Additionally, more robust data from trials regarding the most effective treatment regimens (both drugs and duration of therapy) for RR-TB remain needed, particularly in high-risk areas of RR-TB and MDR-TB endemicity such as South Africa, Peru, Korea, and India. As with MDR-TB, effective treatment outcomes with shorter, less toxic, and less complex regimens are needed for this patient group. Novel laboratory-based approaches for identifying more effective, shorter TB treatment regimens have been developed, and data from mouse models suggest that RIF-free regimens could be effective for DS- and DR-TB [78].

Finally, as we look to the future of managing these patients, other key areas for investigating include optimizing the pharmacokinetics/pharmacodynamics of existing antituberculous agents and the development of new antimicrobials with novel mechanisms of action. Using medications such verapamil and chlorpromazine, shown to act as efflux pump blockers, may also prove clinically useful in treating this disease [40]. Increased attention should be paid to the field of nonantimicrobial interventions to combat antimicrobial drug resistance, and funding for basic and clinical research in these areas is sorely needed.

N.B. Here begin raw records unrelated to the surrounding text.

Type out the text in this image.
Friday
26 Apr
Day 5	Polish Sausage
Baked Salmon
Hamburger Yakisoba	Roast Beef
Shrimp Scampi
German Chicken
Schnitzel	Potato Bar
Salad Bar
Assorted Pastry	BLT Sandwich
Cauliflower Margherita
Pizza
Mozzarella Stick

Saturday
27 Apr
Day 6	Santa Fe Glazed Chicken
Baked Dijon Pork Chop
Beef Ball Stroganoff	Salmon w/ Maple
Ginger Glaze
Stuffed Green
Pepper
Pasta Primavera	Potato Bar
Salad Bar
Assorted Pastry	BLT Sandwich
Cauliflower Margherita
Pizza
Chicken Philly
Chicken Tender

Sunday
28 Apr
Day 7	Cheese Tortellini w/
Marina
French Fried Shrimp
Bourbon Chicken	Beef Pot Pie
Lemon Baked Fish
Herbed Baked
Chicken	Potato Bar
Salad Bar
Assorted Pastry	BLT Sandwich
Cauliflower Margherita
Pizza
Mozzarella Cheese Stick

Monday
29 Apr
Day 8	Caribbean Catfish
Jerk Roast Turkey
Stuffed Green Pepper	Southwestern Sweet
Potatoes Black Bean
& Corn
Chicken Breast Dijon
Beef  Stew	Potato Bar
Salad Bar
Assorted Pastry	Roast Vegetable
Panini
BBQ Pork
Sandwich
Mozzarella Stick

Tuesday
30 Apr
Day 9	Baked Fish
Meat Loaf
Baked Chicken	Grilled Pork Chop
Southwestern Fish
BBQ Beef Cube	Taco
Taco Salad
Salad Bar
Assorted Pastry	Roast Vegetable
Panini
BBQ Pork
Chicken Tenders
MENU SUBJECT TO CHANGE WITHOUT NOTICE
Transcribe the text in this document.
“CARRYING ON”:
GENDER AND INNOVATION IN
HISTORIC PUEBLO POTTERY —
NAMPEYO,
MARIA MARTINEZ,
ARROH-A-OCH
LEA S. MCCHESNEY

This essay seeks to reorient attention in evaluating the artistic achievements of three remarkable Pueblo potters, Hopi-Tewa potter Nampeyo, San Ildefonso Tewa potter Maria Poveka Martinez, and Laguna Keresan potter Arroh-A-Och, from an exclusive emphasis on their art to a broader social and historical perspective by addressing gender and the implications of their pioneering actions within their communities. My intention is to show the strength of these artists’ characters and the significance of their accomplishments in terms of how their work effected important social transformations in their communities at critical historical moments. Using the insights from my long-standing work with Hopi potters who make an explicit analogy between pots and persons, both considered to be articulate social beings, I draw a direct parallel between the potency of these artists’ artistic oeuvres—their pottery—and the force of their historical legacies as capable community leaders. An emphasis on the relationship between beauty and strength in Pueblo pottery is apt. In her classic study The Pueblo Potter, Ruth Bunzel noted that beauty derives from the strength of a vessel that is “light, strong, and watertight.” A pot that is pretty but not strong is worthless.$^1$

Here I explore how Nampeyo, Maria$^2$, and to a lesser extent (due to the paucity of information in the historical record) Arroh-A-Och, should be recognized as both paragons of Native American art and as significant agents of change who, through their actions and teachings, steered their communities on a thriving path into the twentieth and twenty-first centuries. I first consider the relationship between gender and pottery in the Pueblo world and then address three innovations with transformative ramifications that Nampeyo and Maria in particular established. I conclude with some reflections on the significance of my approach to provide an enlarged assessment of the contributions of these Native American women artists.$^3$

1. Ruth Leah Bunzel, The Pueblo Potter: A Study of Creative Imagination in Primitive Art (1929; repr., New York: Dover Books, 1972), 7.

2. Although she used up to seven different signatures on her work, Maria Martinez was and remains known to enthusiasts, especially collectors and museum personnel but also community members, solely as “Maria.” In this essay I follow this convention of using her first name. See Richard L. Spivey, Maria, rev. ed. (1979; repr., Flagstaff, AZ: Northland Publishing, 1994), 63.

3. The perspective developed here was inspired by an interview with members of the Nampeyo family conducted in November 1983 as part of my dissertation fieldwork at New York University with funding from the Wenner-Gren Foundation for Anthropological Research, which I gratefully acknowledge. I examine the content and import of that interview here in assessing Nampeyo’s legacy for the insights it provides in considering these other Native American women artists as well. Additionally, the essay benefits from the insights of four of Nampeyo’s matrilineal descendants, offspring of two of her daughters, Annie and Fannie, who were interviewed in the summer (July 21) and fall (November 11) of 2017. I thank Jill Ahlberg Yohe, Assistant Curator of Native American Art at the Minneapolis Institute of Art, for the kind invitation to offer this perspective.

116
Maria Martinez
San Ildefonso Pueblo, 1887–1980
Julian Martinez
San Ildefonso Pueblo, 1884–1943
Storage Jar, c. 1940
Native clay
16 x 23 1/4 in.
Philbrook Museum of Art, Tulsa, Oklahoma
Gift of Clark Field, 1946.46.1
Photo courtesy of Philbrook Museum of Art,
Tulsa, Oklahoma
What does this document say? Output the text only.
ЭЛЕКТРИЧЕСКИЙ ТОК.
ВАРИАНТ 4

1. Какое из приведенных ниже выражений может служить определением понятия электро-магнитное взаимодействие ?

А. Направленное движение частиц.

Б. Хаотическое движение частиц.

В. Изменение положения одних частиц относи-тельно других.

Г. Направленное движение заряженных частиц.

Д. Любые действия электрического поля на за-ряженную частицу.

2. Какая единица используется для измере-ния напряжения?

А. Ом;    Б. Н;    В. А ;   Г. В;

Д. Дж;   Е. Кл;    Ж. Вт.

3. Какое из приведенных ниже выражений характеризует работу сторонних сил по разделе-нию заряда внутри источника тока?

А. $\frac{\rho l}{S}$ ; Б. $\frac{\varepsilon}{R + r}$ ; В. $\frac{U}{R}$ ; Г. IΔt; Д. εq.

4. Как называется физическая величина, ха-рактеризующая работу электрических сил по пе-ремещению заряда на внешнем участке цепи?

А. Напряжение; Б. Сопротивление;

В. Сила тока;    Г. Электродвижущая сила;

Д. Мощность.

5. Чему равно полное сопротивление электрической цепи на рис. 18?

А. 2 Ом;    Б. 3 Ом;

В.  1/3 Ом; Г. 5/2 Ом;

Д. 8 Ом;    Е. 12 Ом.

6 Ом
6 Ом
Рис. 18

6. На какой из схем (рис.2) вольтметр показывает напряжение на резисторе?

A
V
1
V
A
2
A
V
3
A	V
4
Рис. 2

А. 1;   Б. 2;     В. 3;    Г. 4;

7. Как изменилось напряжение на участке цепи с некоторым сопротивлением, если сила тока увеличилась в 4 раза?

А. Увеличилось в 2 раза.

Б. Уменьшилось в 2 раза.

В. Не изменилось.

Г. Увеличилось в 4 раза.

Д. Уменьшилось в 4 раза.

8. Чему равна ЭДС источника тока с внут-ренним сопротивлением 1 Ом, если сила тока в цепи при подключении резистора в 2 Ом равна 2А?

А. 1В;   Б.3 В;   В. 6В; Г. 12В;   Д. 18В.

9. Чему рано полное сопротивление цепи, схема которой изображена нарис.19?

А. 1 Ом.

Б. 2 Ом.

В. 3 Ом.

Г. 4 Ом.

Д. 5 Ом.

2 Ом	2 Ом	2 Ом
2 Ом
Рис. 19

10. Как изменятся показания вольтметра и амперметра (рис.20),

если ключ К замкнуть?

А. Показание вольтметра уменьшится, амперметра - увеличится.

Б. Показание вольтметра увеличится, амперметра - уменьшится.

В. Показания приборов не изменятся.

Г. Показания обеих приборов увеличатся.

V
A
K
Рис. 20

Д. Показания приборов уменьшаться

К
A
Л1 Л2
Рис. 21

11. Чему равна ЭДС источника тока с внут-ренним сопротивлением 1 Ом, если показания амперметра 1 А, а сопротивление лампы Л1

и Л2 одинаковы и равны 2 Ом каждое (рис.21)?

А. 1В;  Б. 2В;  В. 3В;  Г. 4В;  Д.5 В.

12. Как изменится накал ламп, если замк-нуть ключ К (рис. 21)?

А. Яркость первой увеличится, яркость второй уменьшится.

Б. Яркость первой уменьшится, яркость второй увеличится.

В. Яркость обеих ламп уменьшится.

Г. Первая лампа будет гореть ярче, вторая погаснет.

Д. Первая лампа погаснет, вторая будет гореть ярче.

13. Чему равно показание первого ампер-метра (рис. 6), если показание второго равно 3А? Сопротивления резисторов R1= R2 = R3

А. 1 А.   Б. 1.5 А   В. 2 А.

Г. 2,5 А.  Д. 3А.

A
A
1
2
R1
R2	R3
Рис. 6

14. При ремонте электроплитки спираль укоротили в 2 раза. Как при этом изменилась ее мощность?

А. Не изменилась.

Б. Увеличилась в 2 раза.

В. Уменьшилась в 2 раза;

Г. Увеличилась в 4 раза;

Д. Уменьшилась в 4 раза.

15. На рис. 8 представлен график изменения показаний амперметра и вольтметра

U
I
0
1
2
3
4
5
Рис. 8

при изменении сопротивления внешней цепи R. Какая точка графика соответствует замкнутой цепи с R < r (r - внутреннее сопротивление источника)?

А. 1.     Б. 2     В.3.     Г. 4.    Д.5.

Though the scope of this review has focused largely on studies involving TB-endemic countries, it should be noted that in low-incidence TB countries, in particular, rigorous data for incidence and treatment outcomes of RR-TB remain sparse. This is largely because the incidence of drug-resistant TB in such regions is low. However, there is a continued need for studies in these regions, and there is an increased need for provider awareness. Some drugs becoming part of commonly used regimens for MDR-TB treatment in high-incidence countries, such as bedaquiline, remain more last resort treatment options in many low-incidence countries. Further exploration of using such newer agents in low–TB incidence countries should be considered.

CONCLUSIONS

Drug resistance remains a major barrier to winning the global fight against TB. For more than 50 years, RIF has been the cornerstone of effective TB treatment. With the spread of genomic-based rapid diagnostic tests for TB worldwide, there is growing awareness of the magnitude of RIF resistance complicating TB control efforts. Increased research and policy analysis are needed to understand the magnitude of the problem and to develop effective, less toxic, and less costly treatments for RR-TB. These include treatments with shorter overall durations of therapy, reduced pill burdens, and reduced rates of adverse events, to name a few benefits. In addition, and also of paramount importance, better identification and treatment of RR-TB may reduce the progression of further drug resistance, which still greatly contributes to the obstacle of meeting the WHO End TB Strategy Goals by 2035 [79].